I am not talking about whether I can submit a paper on subject A to a journal on subject B.

My question is:

How do I know how good my paper is? I could of course just send it to the best journal in the field, and see what they say, but I also don't want to embarrass myself and waste their time. If, however, it is very good and would be accepted by such a journal, it would be unwise to publish this in a lower ranked journal I would think.

  • 4
    Usually, you seek advice from someone who is familiar with your field and your specific area of work. Most researchers start by asking their PhD advisors. – Nate Eldredge Jun 2 '16 at 19:01

As a couple of others have noted, generally speaking you will get a feel for this as you read the literature in your field. However, your target journal may have published criteria for publication. For example, PLoS Pathogens states:

To be considered for publication in PLOS Pathogens, any given manuscript must satisfy the following criteria:

  • Originality
  • High importance to researchers in the field
  • High importance and broad interest to the community of researchers studying pathogens and pathogen-host interactions
  • Rigorous methodology
  • Substantial evidence for its conclusions

For most journals now, the reviewer is asked to score your paper against areas like this as well as provide general comments.

For comparison PLoS ONE states simply:

  1. The study presents the results of primary scientific research.
  2. Results reported have not been published elsewhere.
  3. Experiments, statistics, and other analyses are performed to a high technical standard and are described in sufficient detail.
  4. Conclusions are presented in an appropriate fashion and are supported by the data.
  5. The article is presented in an intelligible fashion and is written in standard English.
  6. The research meets all applicable standards for the ethics of experimentation and research integrity.
  7. The article adheres to appropriate reporting guidelines and community standards for data availability.

Basically, as long as it isn't fundamentally flawed it stands a good chance with PLoS ONE.

The biggest differences between journals are typically how important your findings are, and to how many people. From personal experience the 'broad interest' criterion (where you are asked as a reviewer to comment on it) is the one I most often find myself scoring papers badly on; most people don't think about this enough.

Without wishing to sound negative: as the others have said, if you genuinely can't tell whether your own paper is 'good' then it probably isn't going to set the world on fire. Then again, nothing ventured, nothing gained; you won't generally get 'blacklisted' for submitting a low-quality manuscript to a journal, and it doesn't cost anything. So if you're being modest but are secretly quite proud of it, you might as well give it a chance with a high-impact journal first. You can always resubmit somewhere else if it gets rejected.
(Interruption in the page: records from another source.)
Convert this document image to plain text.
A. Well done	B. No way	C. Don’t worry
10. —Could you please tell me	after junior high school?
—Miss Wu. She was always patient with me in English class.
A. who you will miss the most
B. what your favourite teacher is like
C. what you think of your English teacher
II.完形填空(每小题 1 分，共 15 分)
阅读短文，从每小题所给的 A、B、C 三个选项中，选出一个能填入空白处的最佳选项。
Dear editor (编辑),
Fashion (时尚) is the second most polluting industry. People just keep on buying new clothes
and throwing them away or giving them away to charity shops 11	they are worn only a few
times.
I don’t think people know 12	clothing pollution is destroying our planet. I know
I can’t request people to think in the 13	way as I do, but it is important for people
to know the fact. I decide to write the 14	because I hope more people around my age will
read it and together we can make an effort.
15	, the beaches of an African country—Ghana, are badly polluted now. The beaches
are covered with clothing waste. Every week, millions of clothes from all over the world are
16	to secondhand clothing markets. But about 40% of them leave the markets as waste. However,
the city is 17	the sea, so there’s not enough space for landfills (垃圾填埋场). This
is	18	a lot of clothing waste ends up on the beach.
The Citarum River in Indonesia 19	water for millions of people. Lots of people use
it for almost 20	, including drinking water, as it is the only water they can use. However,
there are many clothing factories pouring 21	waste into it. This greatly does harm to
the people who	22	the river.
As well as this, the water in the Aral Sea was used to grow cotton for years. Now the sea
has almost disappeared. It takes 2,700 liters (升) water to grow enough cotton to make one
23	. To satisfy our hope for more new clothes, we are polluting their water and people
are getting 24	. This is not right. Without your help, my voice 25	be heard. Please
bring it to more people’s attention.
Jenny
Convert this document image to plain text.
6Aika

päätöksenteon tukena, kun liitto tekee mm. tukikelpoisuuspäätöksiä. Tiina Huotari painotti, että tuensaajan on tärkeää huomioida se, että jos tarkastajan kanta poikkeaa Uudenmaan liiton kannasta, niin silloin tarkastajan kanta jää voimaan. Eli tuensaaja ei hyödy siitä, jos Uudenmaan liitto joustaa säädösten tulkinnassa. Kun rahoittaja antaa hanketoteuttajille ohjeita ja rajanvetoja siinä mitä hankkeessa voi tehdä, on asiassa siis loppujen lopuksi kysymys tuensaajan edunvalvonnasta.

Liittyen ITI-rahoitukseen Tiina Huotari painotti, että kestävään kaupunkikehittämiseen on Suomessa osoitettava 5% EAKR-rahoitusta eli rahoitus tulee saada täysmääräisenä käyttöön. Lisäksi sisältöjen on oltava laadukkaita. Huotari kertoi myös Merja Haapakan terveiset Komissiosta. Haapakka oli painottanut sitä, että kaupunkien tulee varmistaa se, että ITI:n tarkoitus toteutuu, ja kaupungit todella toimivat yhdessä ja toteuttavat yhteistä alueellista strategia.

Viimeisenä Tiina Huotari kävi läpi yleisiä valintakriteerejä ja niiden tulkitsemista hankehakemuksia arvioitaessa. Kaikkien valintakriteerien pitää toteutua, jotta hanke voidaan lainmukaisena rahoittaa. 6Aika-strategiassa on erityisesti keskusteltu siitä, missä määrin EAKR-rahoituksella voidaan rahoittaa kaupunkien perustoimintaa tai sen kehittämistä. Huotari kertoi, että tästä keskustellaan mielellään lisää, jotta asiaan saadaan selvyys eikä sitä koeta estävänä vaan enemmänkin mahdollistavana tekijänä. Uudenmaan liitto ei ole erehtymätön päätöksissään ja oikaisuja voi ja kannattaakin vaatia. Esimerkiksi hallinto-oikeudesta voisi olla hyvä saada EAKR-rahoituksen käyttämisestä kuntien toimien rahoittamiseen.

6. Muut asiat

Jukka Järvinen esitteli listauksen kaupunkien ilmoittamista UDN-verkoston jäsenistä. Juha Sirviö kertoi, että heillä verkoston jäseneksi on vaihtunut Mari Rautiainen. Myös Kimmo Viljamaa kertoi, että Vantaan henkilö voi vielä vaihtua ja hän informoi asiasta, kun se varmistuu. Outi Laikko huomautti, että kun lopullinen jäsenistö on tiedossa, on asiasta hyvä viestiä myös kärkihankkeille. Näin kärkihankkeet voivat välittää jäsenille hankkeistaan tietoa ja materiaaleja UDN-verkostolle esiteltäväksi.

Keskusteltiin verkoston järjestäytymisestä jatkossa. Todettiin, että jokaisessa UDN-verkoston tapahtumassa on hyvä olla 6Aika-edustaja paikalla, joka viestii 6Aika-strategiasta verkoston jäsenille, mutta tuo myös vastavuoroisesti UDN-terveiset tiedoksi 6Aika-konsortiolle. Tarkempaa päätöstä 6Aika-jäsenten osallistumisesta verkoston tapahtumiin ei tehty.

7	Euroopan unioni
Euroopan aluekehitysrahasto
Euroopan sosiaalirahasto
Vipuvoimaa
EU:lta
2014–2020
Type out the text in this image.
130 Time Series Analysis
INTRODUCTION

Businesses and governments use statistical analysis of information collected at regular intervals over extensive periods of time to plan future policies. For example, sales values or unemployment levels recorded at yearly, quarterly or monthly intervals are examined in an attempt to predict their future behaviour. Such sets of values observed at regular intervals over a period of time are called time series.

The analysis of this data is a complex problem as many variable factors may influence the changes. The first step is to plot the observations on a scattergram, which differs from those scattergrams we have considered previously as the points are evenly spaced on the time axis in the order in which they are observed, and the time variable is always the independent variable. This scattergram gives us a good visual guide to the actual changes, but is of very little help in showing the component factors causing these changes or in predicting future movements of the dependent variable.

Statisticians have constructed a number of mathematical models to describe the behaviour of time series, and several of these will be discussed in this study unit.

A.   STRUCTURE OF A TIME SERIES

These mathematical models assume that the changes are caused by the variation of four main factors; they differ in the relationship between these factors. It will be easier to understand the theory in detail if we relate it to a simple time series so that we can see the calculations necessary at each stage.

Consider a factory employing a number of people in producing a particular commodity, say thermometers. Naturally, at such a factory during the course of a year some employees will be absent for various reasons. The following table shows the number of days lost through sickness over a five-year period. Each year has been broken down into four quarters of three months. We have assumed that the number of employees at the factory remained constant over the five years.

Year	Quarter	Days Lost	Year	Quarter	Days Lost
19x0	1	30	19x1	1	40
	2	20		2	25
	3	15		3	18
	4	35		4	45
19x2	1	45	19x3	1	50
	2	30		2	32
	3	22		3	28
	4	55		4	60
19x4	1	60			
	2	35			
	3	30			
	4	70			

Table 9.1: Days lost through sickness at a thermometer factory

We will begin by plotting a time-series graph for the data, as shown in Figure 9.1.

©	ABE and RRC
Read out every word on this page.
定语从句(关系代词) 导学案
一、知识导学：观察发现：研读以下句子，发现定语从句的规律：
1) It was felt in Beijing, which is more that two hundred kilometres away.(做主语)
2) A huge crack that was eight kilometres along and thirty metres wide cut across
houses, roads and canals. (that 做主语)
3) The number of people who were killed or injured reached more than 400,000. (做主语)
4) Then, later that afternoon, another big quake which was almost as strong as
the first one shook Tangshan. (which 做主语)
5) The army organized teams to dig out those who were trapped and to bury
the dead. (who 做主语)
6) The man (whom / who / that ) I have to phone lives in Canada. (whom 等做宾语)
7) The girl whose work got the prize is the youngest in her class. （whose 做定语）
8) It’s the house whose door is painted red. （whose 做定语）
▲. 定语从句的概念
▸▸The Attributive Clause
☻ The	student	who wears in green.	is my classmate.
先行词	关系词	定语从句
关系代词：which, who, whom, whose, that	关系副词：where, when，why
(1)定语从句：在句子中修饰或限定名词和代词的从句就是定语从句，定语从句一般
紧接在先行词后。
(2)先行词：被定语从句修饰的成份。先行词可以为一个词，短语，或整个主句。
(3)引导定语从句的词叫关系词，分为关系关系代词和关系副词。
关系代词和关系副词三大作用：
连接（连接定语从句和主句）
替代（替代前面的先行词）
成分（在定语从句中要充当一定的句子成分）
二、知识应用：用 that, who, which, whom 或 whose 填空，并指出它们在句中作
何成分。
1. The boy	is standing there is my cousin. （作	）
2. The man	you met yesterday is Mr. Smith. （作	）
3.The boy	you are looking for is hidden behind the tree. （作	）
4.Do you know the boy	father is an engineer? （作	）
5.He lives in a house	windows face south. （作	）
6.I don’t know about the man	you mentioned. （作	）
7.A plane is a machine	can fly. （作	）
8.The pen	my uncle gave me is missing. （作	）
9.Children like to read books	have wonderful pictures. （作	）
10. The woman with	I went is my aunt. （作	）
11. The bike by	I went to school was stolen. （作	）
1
One final word of advice, since it sounds like you're fairly new to this: don't get upset, embarrassed or disheartened if your submission is rejected or torn to shreds by a reviewer. Rejection is common (especially if you're ambitious about the journals you submit to), harsh and apparently unfair reviewer comments even more so, and the editor will normally take the reviewers' side unless they're clearly in the wrong. (And if you stick with academia, you'll find this last bit this goes double for grant applications!)


Two things to know:

  1. The top journals have very fast turn-around times. Instead of submitting your paper and waiting 6 months for a reply, you can submit it and find out in a few days that it has been rejected, and send it somewhere else.
  2. Rejection rates are almost completely uncorrelated with journal impact factors: https://blog.frontiersin.org/2015/12/21/4782/

These two points combined suggest that the best strategy is always to go ahead and submit your papers to high-impact journals first.

This isn't advice that I have followed in my own career, but I saw it recently work for a young colleague who led a paper on which I am a co-author. He sent it to Nature, had it rejected in a few days, sent it to Science, had it rejected in a few days, sent it to Nature Geophysics, had it bounced back after a very quick review, and sent it to Nature Communications, where it was accaepted. All in all, it was published faster than any of my last few papers, all sent to mid-ranked journals. It was published in a journal that has (relative to the lead specialist journals in our field) a very high impact factor. It has had media releases put out about it as a result, and attracted some attention. And yet I would rate the quality of the content as no better or worse than any of my other last few papers.


There is no clear cut answer to this question; however, my suggestion would be that if you don't know how good your paper is then it is not good enough for the best journals in the field.

As an author I have always known what weaknesses my paper may have but it is not always possible to address such weaknesses in a timely manner. For the most selective journals in your field you should try to submit a bullet-proof paper. One that, at least in your own opinion, is not failing to address any possible issues.

Another point to consider is that top journals often expect more novelty than other journals and it is possible that they will not be interested in publishing work that is not significantly novel.